In your case, you would indeed build masters for each type of Mac you have. Save the master as a drive image somewhere and then re-clone as necessary.

Cheers,
Jon Morgan
Hopkins Printing
 
10.5.8 PPC/10.6.6 Intel

10.5.8 PPC/10.6.6 Intel

You need to make a master image of your best PPC machine with 10.5.8 installed and a separate image of your best Intel machine with 10.6.6 installed and all your software up to date the way you need it. I am assuming you have licensing which allows multiple installations of the software or a license manager component since individually licensed apps usually won't work when re-deployed. I use DeployStudio on an external HD that will boot that generation of computer. CarbonCopy Cloner will also work, but you'll have more post restore setup to do.

You will probably need two external boot drives with your choice of deploy tools, one for PPC, one for Intel. 10.5.8 is the last OS that will run on PPC. PPC machines require the boot drive to be formatted Apple Partition Map, Intel can use GUID.

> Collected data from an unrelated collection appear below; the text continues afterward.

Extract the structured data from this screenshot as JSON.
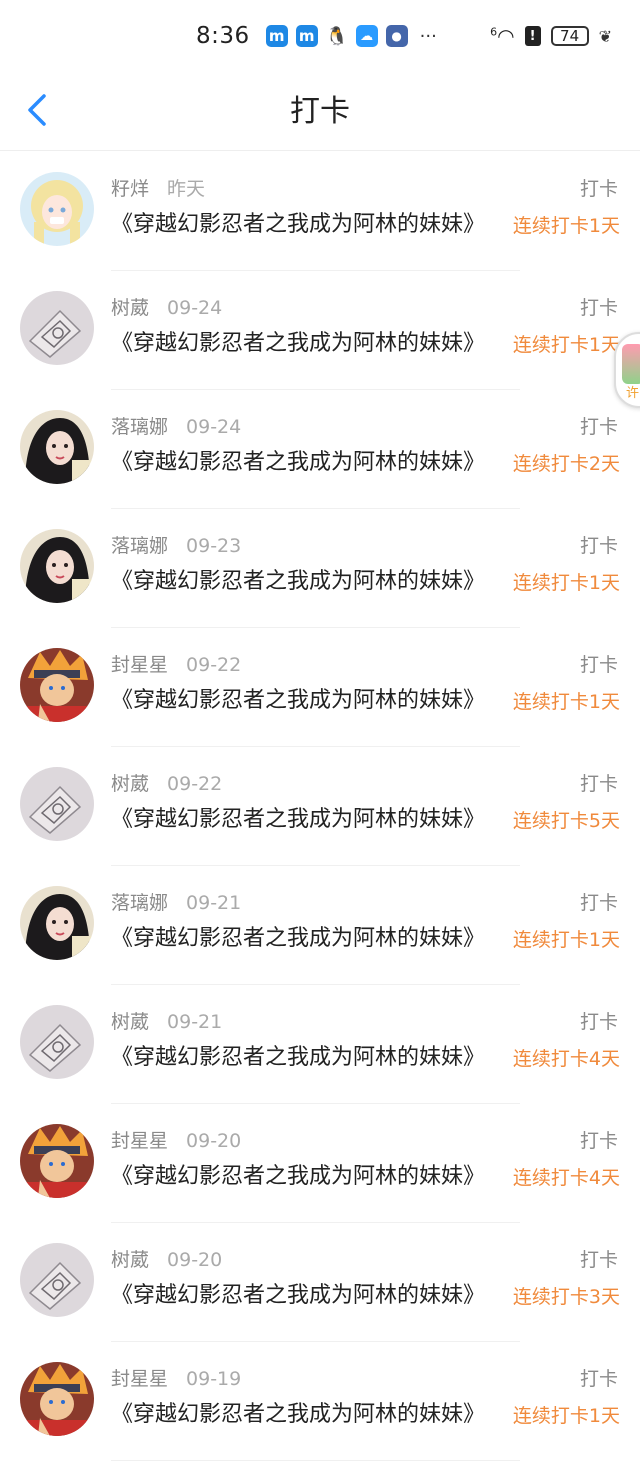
{
  "status_bar": {
    "time": "8:36",
    "app_icons": [
      "m-app-icon",
      "m-app-icon",
      "qq-icon",
      "cloud-icon",
      "game-icon"
    ],
    "more": "···",
    "signal": "6",
    "battery": "74"
  },
  "header": {
    "title": "打卡"
  },
  "floating": {
    "label": "许"
  },
  "entries": [
    {
      "name": "籽烊",
      "date": "昨天",
      "tag": "打卡",
      "content": "《穿越幻影忍者之我成为阿林的妹妹》",
      "streak": "连续打卡1天",
      "avatar": "anime-girl"
    },
    {
      "name": "树葳",
      "date": "09-24",
      "tag": "打卡",
      "content": "《穿越幻影忍者之我成为阿林的妹妹》",
      "streak": "连续打卡1天",
      "avatar": "sketch"
    },
    {
      "name": "落璃娜",
      "date": "09-24",
      "tag": "打卡",
      "content": "《穿越幻影忍者之我成为阿林的妹妹》",
      "streak": "连续打卡2天",
      "avatar": "dark-hair"
    },
    {
      "name": "落璃娜",
      "date": "09-23",
      "tag": "打卡",
      "content": "《穿越幻影忍者之我成为阿林的妹妹》",
      "streak": "连续打卡1天",
      "avatar": "dark-hair"
    },
    {
      "name": "封星星",
      "date": "09-22",
      "tag": "打卡",
      "content": "《穿越幻影忍者之我成为阿林的妹妹》",
      "streak": "连续打卡1天",
      "avatar": "ninja"
    },
    {
      "name": "树葳",
      "date": "09-22",
      "tag": "打卡",
      "content": "《穿越幻影忍者之我成为阿林的妹妹》",
      "streak": "连续打卡5天",
      "avatar": "sketch"
    },
    {
      "name": "落璃娜",
      "date": "09-21",
      "tag": "打卡",
      "content": "《穿越幻影忍者之我成为阿林的妹妹》",
      "streak": "连续打卡1天",
      "avatar": "dark-hair"
    },
    {
      "name": "树葳",
      "date": "09-21",
      "tag": "打卡",
      "content": "《穿越幻影忍者之我成为阿林的妹妹》",
      "streak": "连续打卡4天",
      "avatar": "sketch"
    },
    {
      "name": "封星星",
      "date": "09-20",
      "tag": "打卡",
      "content": "《穿越幻影忍者之我成为阿林的妹妹》",
      "streak": "连续打卡4天",
      "avatar": "ninja"
    },
    {
      "name": "树葳",
      "date": "09-20",
      "tag": "打卡",
      "content": "《穿越幻影忍者之我成为阿林的妹妹》",
      "streak": "连续打卡3天",
      "avatar": "sketch"
    },
    {
      "name": "封星星",
      "date": "09-19",
      "tag": "打卡",
      "content": "《穿越幻影忍者之我成为阿林的妹妹》",
      "streak": "连续打卡1天",
      "avatar": "ninja"
    }
  ]
}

The basics for using CarbonCopy Cloner are here:

Restoring from a disk image / Backing Up to Disk Images or Other Macs on Your Network / FAQs - Bombich Software Support

DeployStudio is full of automation, but requires more front end work and a lot more knowledge of imaging processes to do well. Very good for big deployments.
 
I start out by creating a small partition at the "end" of the hard drive (where access times are usually slightly faster unless you have solid-state drives). 64 GB is more than plenty for 4 versions of the complete CS Standard suite (e.g., CS2-CS5), Quark, Freehand, etc. I leave the rest as an empty formatted partition for local storage to use when necessary or convenient. If you deselect foreign language support and printer drivers in the OS install, you save a fair amount of space.

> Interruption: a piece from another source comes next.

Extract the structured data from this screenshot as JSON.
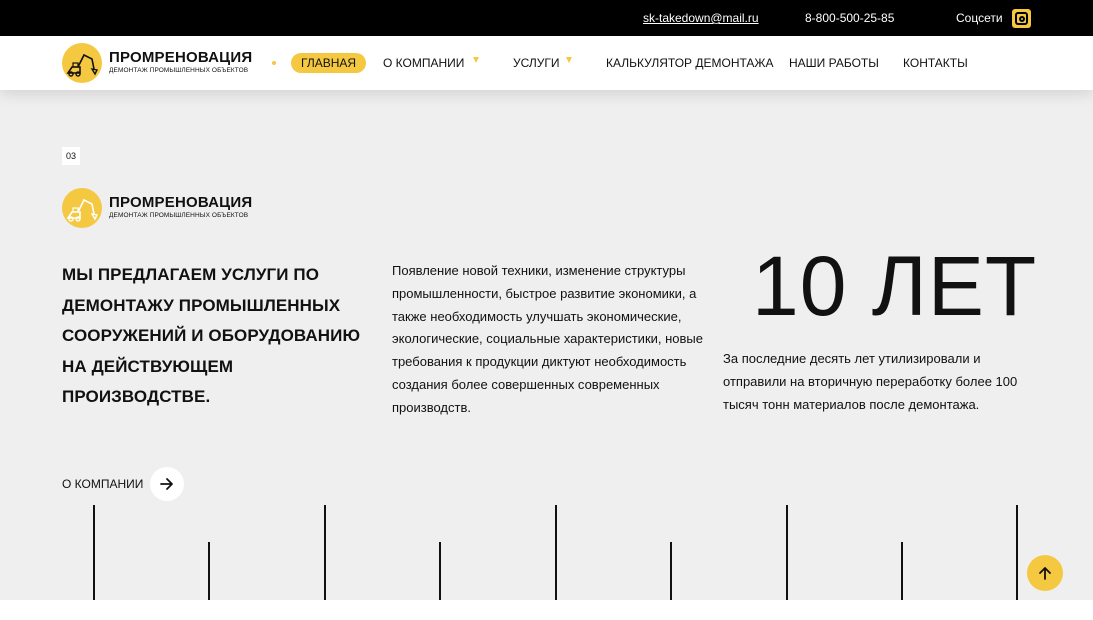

After carefully setting up the system, I use iDefrag to defragment (minor improvement but very inexpensive and well-made software). Then I put the hard drive in my Linux file server and just copy the partition to a file. You can also use an OpenSUSE live CD (free download) to copy the system partition as a file to the scratch partition on the same disk if you are comfortable with a Unix command line. This doesn't protect against hard drive failure, but keeping a copy there allows for more convenient restoration without removing the drive. Since the system partition is small, I can restore (and image) in less than 30 minutes from another drive, and less than an hour from the same drive with a live CD. This method allows you to easily restore the system to a clean state on a weekly basis if you wish.

Activated Adobe volume licensed software can move to other machines from the same image without issue, and I think regular licenses can also, but you have to reactivate with another serial number. In my experience, OS X is very robust in adapting to different hardware when you start up a machine with a hard drive image created on another one. It seems to find the appropriate kext files and doesn't even complain. You certainly wouldn't be able to cross the PowerPC/Intel barrier with the same image, however.